Plus de soixante ans après les premiers départs forcés de mineurs réunionnais vers la France hexagonale, le Parlement français a adopté une loi de réparation pour les « enfants de la Creuse ». Derrière ce nom devenu symbole, ce sont plus de 2 000 enfants arrachés à La Réunion et placés dans des départements ruraux. Ils obtiennent enfin une reconnaissance officielle.
Il aura fallu des décennies de silence, de honte imposée, de recherches dans des dossiers administratifs, de témoignages douloureux et de combats associatifs pour que la République inscrive dans la loi ce que les victimes répètent depuis longtemps. Les « enfants de la Creuse » n’ont pas seulement été déplacés, ils ont été déracinés.
Le Sénat français a adopté, mardi 16 juin, la proposition de loi visant à réparer les préjudices causés par la transplantation de mineurs de La Réunion vers la France hexagonale entre 1962 et 1984. Le texte avait déjà été voté par l’Assemblée nationale en janvier. Il prévoit une commission de mémoire, une journée nationale d’hommage, un lieu de mémoire dans la Creuse et une allocation forfaitaire de réparation.

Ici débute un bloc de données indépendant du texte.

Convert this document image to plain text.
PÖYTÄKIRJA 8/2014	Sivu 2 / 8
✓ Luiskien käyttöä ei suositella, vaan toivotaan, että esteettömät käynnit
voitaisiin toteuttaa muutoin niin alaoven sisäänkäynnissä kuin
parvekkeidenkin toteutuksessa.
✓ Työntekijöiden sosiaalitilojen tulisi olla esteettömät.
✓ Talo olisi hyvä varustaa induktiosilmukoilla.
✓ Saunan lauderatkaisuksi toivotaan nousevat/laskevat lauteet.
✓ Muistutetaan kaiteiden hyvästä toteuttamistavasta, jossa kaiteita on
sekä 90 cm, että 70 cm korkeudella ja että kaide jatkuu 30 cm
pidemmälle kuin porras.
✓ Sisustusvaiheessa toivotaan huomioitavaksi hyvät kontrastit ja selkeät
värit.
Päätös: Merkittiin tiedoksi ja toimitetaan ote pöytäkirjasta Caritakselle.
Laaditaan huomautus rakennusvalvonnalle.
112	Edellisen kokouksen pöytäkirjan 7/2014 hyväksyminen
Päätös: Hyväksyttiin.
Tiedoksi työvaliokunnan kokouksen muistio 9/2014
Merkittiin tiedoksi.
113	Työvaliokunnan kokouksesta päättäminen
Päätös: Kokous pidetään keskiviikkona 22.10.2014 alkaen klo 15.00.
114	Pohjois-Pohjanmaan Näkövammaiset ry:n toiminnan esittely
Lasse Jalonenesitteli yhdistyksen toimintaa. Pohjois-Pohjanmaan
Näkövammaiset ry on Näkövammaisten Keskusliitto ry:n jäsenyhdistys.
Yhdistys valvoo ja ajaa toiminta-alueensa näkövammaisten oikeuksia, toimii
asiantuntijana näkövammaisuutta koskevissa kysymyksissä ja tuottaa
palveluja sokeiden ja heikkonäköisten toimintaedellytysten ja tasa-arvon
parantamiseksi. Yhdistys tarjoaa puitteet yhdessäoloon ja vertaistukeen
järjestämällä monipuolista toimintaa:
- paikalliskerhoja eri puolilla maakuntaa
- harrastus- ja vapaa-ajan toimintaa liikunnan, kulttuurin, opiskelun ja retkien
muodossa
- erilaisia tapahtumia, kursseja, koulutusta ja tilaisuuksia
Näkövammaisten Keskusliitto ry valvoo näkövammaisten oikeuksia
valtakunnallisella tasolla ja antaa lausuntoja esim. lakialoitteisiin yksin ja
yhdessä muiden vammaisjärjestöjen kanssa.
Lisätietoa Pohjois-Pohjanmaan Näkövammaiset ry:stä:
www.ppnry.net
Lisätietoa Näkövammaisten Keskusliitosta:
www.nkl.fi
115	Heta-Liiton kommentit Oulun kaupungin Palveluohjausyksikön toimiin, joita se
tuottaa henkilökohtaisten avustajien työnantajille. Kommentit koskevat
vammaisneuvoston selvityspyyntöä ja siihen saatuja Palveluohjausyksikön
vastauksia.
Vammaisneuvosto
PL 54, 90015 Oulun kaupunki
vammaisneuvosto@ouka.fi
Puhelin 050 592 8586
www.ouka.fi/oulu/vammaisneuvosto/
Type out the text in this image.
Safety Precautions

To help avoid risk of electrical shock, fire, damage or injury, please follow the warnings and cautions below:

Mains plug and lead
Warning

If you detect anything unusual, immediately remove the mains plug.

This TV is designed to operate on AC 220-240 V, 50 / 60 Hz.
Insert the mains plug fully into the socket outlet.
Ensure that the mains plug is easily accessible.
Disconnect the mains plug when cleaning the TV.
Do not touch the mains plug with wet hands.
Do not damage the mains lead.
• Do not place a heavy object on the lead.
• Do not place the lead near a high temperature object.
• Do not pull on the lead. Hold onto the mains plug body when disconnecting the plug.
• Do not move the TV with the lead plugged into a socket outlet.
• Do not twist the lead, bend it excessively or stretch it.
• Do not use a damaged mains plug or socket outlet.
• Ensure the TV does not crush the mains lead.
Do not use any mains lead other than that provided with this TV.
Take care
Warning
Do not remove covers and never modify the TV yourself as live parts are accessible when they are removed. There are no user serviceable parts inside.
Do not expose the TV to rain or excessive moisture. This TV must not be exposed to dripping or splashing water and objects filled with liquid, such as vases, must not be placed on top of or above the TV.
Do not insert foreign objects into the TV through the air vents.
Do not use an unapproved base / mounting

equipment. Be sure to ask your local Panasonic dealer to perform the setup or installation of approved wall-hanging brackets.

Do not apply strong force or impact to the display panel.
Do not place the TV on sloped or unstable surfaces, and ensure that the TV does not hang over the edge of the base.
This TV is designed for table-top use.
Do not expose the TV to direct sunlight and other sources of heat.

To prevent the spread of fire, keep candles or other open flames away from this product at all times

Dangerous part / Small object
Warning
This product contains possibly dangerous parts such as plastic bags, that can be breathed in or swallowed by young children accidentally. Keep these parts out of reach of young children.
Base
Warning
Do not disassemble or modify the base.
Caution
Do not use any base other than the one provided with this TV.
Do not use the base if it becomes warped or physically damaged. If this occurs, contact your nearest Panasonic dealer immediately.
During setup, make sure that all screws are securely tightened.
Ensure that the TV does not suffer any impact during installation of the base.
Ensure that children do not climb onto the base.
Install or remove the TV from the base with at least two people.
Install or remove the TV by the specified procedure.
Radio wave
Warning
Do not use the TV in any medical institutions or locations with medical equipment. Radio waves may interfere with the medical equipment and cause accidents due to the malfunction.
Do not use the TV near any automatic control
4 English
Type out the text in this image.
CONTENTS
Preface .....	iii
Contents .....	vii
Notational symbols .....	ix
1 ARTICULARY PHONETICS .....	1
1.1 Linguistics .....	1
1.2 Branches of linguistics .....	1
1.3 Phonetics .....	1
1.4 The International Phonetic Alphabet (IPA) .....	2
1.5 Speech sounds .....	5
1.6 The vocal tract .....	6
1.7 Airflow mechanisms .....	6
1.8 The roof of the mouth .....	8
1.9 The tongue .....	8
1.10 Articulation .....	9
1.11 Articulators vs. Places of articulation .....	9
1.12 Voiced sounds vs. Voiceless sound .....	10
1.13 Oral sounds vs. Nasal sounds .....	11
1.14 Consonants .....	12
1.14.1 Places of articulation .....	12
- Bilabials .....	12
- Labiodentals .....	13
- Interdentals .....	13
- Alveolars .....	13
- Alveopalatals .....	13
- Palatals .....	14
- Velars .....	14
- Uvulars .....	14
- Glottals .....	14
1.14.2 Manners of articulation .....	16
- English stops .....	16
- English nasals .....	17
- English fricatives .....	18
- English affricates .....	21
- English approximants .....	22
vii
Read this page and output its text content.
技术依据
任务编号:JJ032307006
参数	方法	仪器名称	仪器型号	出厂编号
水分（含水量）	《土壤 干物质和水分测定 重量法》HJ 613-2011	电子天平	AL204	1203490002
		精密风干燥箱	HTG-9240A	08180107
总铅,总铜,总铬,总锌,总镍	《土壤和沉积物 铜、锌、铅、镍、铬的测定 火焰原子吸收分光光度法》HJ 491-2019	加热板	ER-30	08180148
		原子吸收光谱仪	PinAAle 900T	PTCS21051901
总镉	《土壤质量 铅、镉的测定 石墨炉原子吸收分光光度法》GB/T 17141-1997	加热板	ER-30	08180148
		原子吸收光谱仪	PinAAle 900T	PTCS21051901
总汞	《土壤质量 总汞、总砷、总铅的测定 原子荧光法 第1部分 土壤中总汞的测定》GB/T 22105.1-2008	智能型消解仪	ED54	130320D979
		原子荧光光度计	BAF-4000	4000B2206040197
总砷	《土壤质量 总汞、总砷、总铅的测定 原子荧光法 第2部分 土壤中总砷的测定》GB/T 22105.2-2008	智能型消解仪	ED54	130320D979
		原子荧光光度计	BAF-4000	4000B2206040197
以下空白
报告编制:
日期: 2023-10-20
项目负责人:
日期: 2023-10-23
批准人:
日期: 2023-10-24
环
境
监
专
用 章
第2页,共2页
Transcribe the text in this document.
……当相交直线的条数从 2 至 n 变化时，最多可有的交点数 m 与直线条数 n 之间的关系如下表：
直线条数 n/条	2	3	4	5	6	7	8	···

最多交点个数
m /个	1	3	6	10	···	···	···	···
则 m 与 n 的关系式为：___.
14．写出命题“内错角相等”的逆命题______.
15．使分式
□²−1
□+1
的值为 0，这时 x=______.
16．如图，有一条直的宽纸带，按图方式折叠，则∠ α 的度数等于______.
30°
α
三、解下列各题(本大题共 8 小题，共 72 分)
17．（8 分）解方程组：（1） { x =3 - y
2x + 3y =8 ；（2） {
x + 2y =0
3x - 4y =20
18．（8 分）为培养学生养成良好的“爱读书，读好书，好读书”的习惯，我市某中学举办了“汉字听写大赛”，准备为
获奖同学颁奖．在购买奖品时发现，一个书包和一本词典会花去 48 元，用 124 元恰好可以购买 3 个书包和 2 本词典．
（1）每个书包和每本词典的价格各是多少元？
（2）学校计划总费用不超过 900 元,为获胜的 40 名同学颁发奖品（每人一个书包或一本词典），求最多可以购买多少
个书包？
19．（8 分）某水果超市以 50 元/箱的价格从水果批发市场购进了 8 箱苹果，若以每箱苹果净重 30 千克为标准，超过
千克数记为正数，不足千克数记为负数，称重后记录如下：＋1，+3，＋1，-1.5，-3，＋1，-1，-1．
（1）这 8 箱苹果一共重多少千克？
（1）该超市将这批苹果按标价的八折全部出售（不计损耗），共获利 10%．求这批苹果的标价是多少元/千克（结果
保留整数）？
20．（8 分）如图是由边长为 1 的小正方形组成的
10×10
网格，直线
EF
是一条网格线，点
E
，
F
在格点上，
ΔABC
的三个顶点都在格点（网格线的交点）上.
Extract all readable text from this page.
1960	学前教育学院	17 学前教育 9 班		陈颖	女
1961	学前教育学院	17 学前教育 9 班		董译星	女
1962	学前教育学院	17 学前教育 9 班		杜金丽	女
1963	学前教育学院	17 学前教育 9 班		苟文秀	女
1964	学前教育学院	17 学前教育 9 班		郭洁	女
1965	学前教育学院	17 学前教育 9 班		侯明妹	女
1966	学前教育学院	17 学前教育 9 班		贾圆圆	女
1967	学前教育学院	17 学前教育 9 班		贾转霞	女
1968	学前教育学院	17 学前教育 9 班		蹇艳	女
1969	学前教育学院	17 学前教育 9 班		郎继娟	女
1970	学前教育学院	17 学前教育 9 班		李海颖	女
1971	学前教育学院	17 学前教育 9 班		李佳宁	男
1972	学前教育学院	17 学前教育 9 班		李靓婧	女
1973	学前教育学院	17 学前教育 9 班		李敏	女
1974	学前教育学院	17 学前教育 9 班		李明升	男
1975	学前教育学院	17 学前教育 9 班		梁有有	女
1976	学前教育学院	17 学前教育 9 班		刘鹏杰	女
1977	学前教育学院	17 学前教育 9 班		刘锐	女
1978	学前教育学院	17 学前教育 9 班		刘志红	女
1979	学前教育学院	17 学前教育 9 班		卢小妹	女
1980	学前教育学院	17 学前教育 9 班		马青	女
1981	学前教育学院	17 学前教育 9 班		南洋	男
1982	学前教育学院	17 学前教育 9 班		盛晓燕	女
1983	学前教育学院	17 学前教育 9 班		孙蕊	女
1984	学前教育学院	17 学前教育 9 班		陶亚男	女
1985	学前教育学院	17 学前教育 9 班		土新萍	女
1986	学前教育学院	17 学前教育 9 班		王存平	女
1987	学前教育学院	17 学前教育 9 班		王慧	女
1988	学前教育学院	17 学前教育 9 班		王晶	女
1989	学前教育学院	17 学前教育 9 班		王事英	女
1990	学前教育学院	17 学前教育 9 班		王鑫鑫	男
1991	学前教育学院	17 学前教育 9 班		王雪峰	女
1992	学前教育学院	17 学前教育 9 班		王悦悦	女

Une politique d’État pour vider La Réunion et remplir les campagnes
Entre 1962 et 1984, plus de 2 000 enfants réunionnais ont été envoyés en France hexagonale. Cela concerne principalement des départements ruraux touchés par l’exode. Notamment la Creuse, mais aussi les Landes, l’Aisne, la Lozère ou le Gers. Beaucoup étaient issus de familles pauvres. Certains étaient pupilles de l’État, d’autres avaient été confiés temporairement aux services sociaux. Plusieurs familles ont affirmé avoir été trompées, pensant que leurs enfants partaient pour étudier, se former et qu’ils allaient revenir.
À l’époque, les pouvoirs publics présentent cette politique comme une réponse à la pauvreté et à la pression démographique de La Réunion. Mais l’objectif était aussi de fournir de la main-d’œuvre à des territoires français vieillissants et de repeupler des campagnes désertées.
Afrik.com avait déjà raconté cette histoire dès 2004 dans un article intitulé « Le rapt des enfants de la Réunion ». Le terme n’était pas choisi au hasard. Pour les victimes, ce départ n’a jamais été une migration volontaire, mais une dépossession.
Des enfances volées, des identités effacées
Le mot administratif longtemps utilisé, « transplantation », dit mal la violence vécue. Ces enfants, parfois très jeunes, ont découvert brutalement le froid, l’isolement, le racisme et la solitude. Certains ont été placés dans des familles aimantes. Beaucoup d’autres ont connu les foyers, les placements successifs, l’exploitation agricole et les humiliations.
Le cas de Marie-Germaine Périgogne, devenue Valérie Lavaud après une adoption, illustre cette fracture. Séparée de ses frères et sœurs, déclarée née dans la Creuse, elle ne découvre qu’à l’adolescence une autre identité, un autre prénom, une autre origine, La Réunion. Son histoire elle la raconte dans le livre « Les déracinés de La Réunion. L’histoire d’une Réunionnaise déportée dans la Creuse« , paru en mars 2026 chez Nouvelles Sources. C’est celle de nombreux enfants qui ont dû, adultes, reconstituer leur propre vie à partir de dossiers dispersés.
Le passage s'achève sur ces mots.